In quantum mechanics, the principal quantum number, denoted as \( n \), dictates the electron's energy and orbital size. For the hydrogen atom, the lowest energy level, or ground state, is when \( n = 1 \). Higher values of \( n \) correspond to excited states, where the electron is further from the nucleus with greater energy. Understanding the behavior of electrons in a hydrogen atom is crucial for exploring more complex atoms and molecules.

The total energy of an electron in a hydrogen atom is quantized, meaning it can only take specific values. This energy is given by a well-known formula in quantum mechanics:
\[E_n = -13.6 \frac{1}{n^2} \text{ eV}\]where \( E_n \) is the energy of the state and \( n \) is the principal quantum number.
This formula shows how the energy levels are inversely related to the square of the principal quantum number.
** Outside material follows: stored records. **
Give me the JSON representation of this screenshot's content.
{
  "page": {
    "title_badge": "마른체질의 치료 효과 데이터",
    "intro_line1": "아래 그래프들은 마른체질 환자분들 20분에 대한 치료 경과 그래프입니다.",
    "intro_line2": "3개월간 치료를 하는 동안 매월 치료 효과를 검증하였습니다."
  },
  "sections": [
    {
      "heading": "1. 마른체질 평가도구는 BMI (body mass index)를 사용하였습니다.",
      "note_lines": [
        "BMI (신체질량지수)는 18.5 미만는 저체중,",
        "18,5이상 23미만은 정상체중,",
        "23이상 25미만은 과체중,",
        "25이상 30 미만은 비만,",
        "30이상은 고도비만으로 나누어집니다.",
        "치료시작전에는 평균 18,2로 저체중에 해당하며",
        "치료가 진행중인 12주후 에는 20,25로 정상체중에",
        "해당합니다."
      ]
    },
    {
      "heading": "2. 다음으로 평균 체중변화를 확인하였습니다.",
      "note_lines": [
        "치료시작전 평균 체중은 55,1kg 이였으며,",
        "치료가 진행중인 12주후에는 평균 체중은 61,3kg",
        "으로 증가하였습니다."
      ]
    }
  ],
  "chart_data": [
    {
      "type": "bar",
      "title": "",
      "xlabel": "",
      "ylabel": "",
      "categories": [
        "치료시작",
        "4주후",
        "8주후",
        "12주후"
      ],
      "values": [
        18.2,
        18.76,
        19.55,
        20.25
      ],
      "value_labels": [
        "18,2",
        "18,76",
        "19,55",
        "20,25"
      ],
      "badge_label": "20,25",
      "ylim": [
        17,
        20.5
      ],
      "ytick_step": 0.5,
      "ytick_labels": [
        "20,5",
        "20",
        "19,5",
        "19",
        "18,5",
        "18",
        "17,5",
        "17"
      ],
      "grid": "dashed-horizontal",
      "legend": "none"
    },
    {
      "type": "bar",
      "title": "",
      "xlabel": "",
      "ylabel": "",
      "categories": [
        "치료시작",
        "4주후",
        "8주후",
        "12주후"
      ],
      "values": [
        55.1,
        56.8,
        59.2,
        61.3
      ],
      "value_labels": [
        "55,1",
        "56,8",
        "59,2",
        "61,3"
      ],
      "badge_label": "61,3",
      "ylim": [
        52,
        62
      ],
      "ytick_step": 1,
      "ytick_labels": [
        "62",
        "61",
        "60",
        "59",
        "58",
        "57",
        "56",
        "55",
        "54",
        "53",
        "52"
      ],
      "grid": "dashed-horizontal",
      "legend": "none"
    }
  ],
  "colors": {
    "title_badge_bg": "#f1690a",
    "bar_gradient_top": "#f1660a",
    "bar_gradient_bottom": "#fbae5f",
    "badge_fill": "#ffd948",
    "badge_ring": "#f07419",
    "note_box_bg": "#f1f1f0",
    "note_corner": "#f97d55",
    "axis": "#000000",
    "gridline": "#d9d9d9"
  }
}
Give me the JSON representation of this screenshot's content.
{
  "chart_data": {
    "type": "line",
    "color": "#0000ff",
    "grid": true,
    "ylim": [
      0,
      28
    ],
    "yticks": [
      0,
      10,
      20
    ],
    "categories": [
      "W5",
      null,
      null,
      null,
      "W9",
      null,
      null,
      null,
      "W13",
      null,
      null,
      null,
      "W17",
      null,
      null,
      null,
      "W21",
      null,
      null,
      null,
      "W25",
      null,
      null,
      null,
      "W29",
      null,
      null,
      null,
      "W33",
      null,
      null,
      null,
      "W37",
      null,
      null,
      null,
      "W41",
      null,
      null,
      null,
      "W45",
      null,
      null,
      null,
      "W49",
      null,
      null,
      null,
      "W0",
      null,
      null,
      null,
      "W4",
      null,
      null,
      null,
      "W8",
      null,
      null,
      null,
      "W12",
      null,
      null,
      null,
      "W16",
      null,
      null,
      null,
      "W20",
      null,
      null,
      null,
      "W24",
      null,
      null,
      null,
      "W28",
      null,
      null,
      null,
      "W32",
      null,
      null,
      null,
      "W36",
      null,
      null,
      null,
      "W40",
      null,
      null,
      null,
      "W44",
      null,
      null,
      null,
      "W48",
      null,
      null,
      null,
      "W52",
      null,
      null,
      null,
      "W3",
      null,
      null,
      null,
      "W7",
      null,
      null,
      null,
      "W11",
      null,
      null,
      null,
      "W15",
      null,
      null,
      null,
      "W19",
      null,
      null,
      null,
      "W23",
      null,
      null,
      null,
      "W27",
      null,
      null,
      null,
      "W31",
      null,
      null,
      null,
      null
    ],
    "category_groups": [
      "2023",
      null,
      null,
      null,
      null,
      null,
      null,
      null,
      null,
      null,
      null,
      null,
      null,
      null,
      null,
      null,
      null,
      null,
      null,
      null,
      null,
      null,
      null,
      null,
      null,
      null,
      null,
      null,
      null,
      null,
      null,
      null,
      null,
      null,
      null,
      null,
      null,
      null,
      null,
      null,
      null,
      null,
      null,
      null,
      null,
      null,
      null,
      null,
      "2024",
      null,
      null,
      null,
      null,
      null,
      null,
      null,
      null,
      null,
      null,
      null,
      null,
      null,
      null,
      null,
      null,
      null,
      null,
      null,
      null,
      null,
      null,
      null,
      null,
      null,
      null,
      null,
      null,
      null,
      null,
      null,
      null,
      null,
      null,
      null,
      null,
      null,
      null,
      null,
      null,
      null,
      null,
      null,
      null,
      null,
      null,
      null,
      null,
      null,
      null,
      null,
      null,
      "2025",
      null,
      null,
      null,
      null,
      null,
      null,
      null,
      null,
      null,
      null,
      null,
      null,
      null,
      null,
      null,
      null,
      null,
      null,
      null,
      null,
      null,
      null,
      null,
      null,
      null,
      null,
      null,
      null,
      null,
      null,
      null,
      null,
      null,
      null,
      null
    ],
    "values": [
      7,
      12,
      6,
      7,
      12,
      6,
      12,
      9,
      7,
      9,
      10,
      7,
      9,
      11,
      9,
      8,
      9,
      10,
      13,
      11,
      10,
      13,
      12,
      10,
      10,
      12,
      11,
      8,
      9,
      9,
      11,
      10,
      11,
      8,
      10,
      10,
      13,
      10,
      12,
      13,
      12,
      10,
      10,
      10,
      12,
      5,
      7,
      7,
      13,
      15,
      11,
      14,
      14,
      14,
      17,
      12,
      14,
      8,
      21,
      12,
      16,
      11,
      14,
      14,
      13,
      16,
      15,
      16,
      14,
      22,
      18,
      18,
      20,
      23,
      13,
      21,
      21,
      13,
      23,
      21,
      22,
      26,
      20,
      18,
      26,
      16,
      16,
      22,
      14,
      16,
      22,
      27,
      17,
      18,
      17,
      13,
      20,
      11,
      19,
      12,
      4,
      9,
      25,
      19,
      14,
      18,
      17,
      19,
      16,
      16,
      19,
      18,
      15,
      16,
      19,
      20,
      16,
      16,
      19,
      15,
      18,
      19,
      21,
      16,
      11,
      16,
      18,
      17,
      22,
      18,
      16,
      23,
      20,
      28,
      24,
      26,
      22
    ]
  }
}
As \( n \) increases, the energy becomes less negative, indicating that energy is required to move an electron from a lower energy level to a higher one.

• For the ground state \( n=1 \), the total energy is \(-13.6 \, \text{eV}\).
• For the first excited state \( n=2 \), the total energy becomes \(-3.4 \, \text{eV}\).
• In the second excited state \( n=3 \), which is the scenario of the exercise, the total energy is calculated as \(-1.51 \, \text{eV}\).

The quantization of energy levels explains the discrete spectral lines observed in hydrogen's emission spectrum.

Angular momentum in the context of quantum mechanics is a measure of the rotational motion of an electron in an atom. For electrons in the hydrogen atom, this is referred to as orbital angular momentum, which is quantized as well.
The orbital angular momentum \( L \) can be calculated using the formula:
\[L = \sqrt{l(l+1)} \hbar\]where \( l \) is the azimuthal quantum number and \( \hbar \) is the reduced Planck's constant.

• The quantum number \( l \) can take values from 0 to \( n-1 \), with \( n \) as the principal quantum number.
• For a given principal quantum number of 3, the maximum \( l \) value is 2.
• In this case, the maximum angular momentum is calculated as \( \sqrt{6} \hbar \).

This quantization articulates why electrons can only occupy certain paths around the nucleus, leading to stable and predictable electron configurations.

A quantum state defines the state of an electron in an atom with specific values for all quantum numbers. For the hydrogen atom, these quantum numbers are crucial:
- **Principal quantum number \( n \)**: Related to the electron's energy and size of the orbital. - **Azimuthal quantum number \( l \)**: Determines the orbital shape and has values from 0 to \( n-1 \).- **Magnetic quantum number \( m_l \)**: Relates to the orbital's orientation in space, ranging from \( -l \) to \( +l \).- **Spin quantum number \( m_s \)**: Represents the intrinsic spin of the electron, typically \( +\frac{1}{2} \) or \(-\frac{1}{2} \).
A specific quantum state is often described by the notation \(|n, l, m_l, m_s\rangle\), encapsulating all four quantum numbers.

• For the problem on hand, with a hydrogen atom at \( n=3 \), the potential configurations of \((l, m_l, m_s)\) determine the possible states and properties of the electron.

The concept of quantum states enables predicting atomic behavior accurately, providing insights into electronic transitions and the resulting emission spectra.